Determination of SDHA mRNA expression in myocardial tissue
At the end of the transfer of the rats in each group, the hearts were cut off, and 100 mg of ventricular myocardium was taken, washed with PBS, and then quickly placed in a -80°C refrigerator or liquid nitrogen for cryopreservation. Total RNA was extracted according to the instructions of Trizol kit (Ambion, USA). Put 2ul of the dissolved RNA into a microplate reader, measure OD260 and OD280 respectively, and calculate the OD260/OD280 value. The ratio of 1.8-2.0 means that the total RNA is relatively pure. At the same time, the concentration of total RNA needs to be calculated according to the OD value. According to the HiScript Reverse Transcriptase (VAZYME, China) kit instructions, reverse transcription was used to synthesize cDNA, and RT-qPCR was used to measure the mRNA levels of GADPH and SDHA. The specific primers are as follows:
GAPDH,forward 5¢-ACAGCAACAGGGTGGTGGAC-3¢;
reverse 5¢-TTTGAGGGTGCAGCGAACTT -3¢; 253bp.
SDHA,forward 5¢-TGCCAAGGACCTAGCATCAA -3¢;
reverse 5¢-AGTGGGAAGGACTGGAATGG -3¢; 217bp.
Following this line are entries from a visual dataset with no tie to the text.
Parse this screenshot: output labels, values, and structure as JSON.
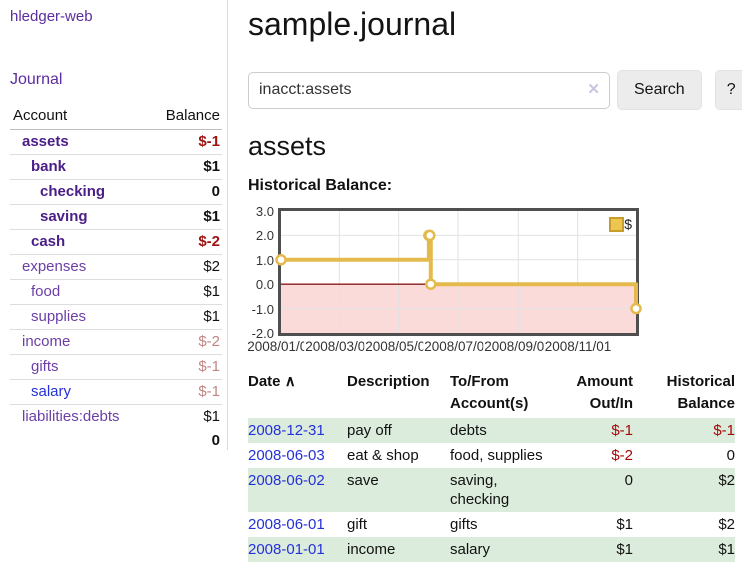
{
  "app": {
    "title": "hledger-web",
    "nav_journal": "Journal"
  },
  "sidebar": {
    "header": {
      "account": "Account",
      "balance": "Balance"
    },
    "accounts": [
      {
        "name": "assets",
        "balance": "$-1",
        "depth": 1,
        "bold": true,
        "neg": "neg-strong"
      },
      {
        "name": "bank",
        "balance": "$1",
        "depth": 2,
        "bold": true
      },
      {
        "name": "checking",
        "balance": "0",
        "depth": 3,
        "bold": true
      },
      {
        "name": "saving",
        "balance": "$1",
        "depth": 3,
        "bold": true
      },
      {
        "name": "cash",
        "balance": "$-2",
        "depth": 2,
        "bold": true,
        "neg": "neg-strong"
      },
      {
        "name": "expenses",
        "balance": "$2",
        "depth": 1
      },
      {
        "name": "food",
        "balance": "$1",
        "depth": 2
      },
      {
        "name": "supplies",
        "balance": "$1",
        "depth": 2
      },
      {
        "name": "income",
        "balance": "$-2",
        "depth": 1,
        "neg": "neg-dim"
      },
      {
        "name": "gifts",
        "balance": "$-1",
        "depth": 2,
        "neg": "neg-dim"
      },
      {
        "name": "salary",
        "balance": "$-1",
        "depth": 2,
        "neg": "neg-dim",
        "blue": true
      },
      {
        "name": "liabilities:debts",
        "balance": "$1",
        "depth": 1
      }
    ],
    "total": "0"
  },
  "main": {
    "journal_title": "sample.journal",
    "search": {
      "value": "inacct:assets",
      "clear_icon": "✕",
      "button_label": "Search",
      "help_label": "?"
    },
    "account_heading": "assets",
    "chart_label": "Historical Balance:"
  },
  "chart_data": {
    "type": "line",
    "subtype": "step-after",
    "title": "Historical Balance:",
    "series": [
      {
        "name": "$",
        "points": [
          [
            "2008-01-01",
            1
          ],
          [
            "2008-06-01",
            2
          ],
          [
            "2008-06-02",
            2
          ],
          [
            "2008-06-03",
            0
          ],
          [
            "2008-12-31",
            -1
          ]
        ]
      }
    ],
    "x_range": [
      "2008-01-01",
      "2008-12-31"
    ],
    "x_ticks": [
      "2008/01/01",
      "2008/03/01",
      "2008/05/01",
      "2008/07/01",
      "2008/09/01",
      "2008/11/01"
    ],
    "y_ticks": [
      3.0,
      2.0,
      1.0,
      0.0,
      -1.0,
      -2.0
    ],
    "ylim": [
      -2,
      3
    ],
    "grid": true,
    "legend": {
      "label": "$",
      "position": "top-right"
    },
    "colors": {
      "line": "#e3ba4b",
      "marker_fill": "#ffffff",
      "negative_fill": "#fbdada",
      "zero_line": "#8b1a1a",
      "grid": "#e2e2e2",
      "border": "#4f4f4f"
    }
  },
  "register": {
    "headers": {
      "date": "Date",
      "sort_icon": "∧",
      "description": "Description",
      "accounts": [
        "To/From",
        "Account(s)"
      ],
      "amount": [
        "Amount",
        "Out/In"
      ],
      "balance": [
        "Historical",
        "Balance"
      ]
    },
    "rows": [
      {
        "date": "2008-12-31",
        "description": "pay off",
        "accounts": "debts",
        "amount": "$-1",
        "amount_negative": true,
        "balance": "$-1",
        "balance_negative": true
      },
      {
        "date": "2008-06-03",
        "description": "eat & shop",
        "accounts": "food, supplies",
        "amount": "$-2",
        "amount_negative": true,
        "balance": "0"
      },
      {
        "date": "2008-06-02",
        "description": "save",
        "accounts": "saving, checking",
        "amount": "0",
        "balance": "$2"
      },
      {
        "date": "2008-06-01",
        "description": "gift",
        "accounts": "gifts",
        "amount": "$1",
        "balance": "$2"
      },
      {
        "date": "2008-01-01",
        "description": "income",
        "accounts": "salary",
        "amount": "$1",
        "balance": "$1"
      }
    ]
  }
}
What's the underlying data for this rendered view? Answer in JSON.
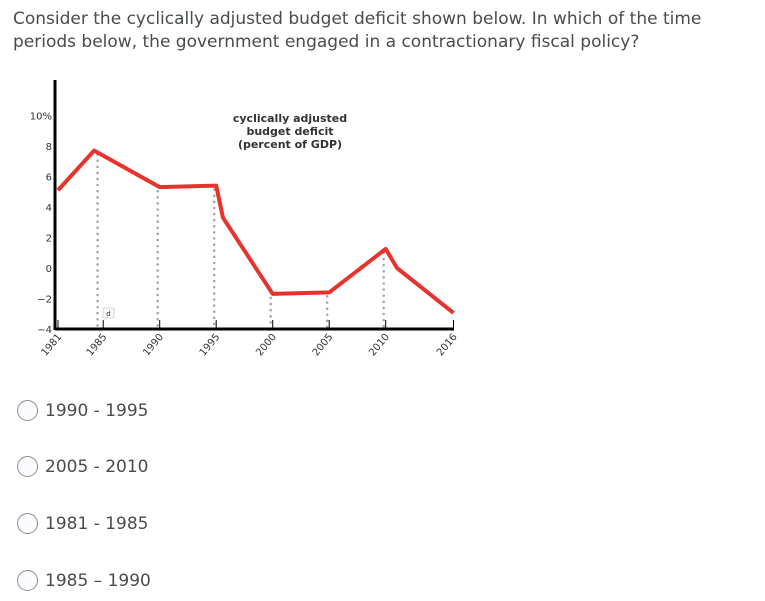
{
  "question": "Consider the cyclically adjusted budget deficit shown below. In which of the time periods below, the government engaged in a contractionary fiscal policy?",
  "chart_data": {
    "type": "line",
    "annotation": [
      "cyclically adjusted",
      "budget deficit",
      "(percent of GDP)"
    ],
    "y_ticks": [
      "10%",
      "8",
      "6",
      "4",
      "2",
      "0",
      "−2",
      "−4"
    ],
    "y_tick_values": [
      10,
      8,
      6,
      4,
      2,
      0,
      -2,
      -4
    ],
    "x_ticks": [
      "1981",
      "1985",
      "1990",
      "1995",
      "2000",
      "2005",
      "2010",
      "2016"
    ],
    "x_tick_values": [
      1981,
      1985,
      1990,
      1995,
      2000,
      2005,
      2010,
      2016
    ],
    "xlim": [
      1981,
      2016
    ],
    "ylim": [
      -4,
      10
    ],
    "dotted_reference_years": [
      1985,
      1990,
      1995,
      2000,
      2005,
      2010
    ],
    "marker_label": "d",
    "series": [
      {
        "color": "#e8322c",
        "x": [
          1981,
          1984.2,
          1990,
          1995,
          1995.6,
          2000,
          2005,
          2010,
          2011,
          2016
        ],
        "y": [
          5.1,
          7.7,
          5.3,
          5.4,
          3.3,
          -1.7,
          -1.6,
          1.25,
          0,
          -2.95
        ]
      }
    ],
    "grid": false
  },
  "options": [
    {
      "label": "1990 - 1995"
    },
    {
      "label": "2005 - 2010"
    },
    {
      "label": "1981 - 1985"
    },
    {
      "label": "1985 – 1990"
    }
  ]
}
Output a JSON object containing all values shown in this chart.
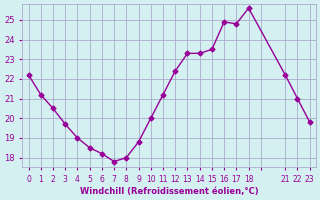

Determination of SDHA protein expression in myocardial tissue
At the end of the transfer of the rats in each group, the hearts were cut off, and part of the ventricular muscle tissue was taken, carefully washed three times with PBS and fully minced. The shredded myocardial tissue, an appropriate amount of grinding steel beads, and 200ul of single-detergent lysis solution containing 2ul PMSF and 2ul phosphatase inhibitor were added to a 2 ml EP tube and homogenized for 3 times, and allowed to stand on crushed ice for 30 min. Pre-cool the centrifuge at 4°C, set the parameter to 12000rpm, 5min, centrifuge the sample, and the supernatant after centrifugation is the total protein. The protein concentration was determined using the instructions of the BCA protein assay kit. After denaturation at 100°C, the protein was subjected to 10% sodium dodecyl sulfate-polyacrylamide gel electrophoresis (SDS-PAGE) (Sinopharm, China). The separated products were electrophoretically transferred onto PVDF membranes and blocked for 2 hours at 37°C. Membranes were then incubated overnight at 4°C with corresponding primary antibodies (1:1,000 dilution) for SDHA protein and internal control protein (GAPDH). The membrane was then washed with TBST buffer and incubated with secondary antibody (1:50,000) for 2hr at room temperature. Use ECL reagent working droplets to add to the washed PVDF membrane, and after the band is clearly colored, absorb the excess liquid and cover it with plastic wrap to make X-ray film. After the film is prepared, input the BandScan software through the scanner to analyze the gray value.
Statistical analysis
In all the data obtained in this study, the measurement data conforming to the normal distribution were expressed as the mean ± standard deviation (`x ±s). The data between groups were analyzed by SPSS 17.0 statistical software for homogeneity of variance test and one-way analysis of variance. For those with homogeneous variance, the least significant difference (LSD) analysis was used, and for those with unequal variance, Dunnett's T3 test was used. Differences were considered statistically significant when P < 0.05.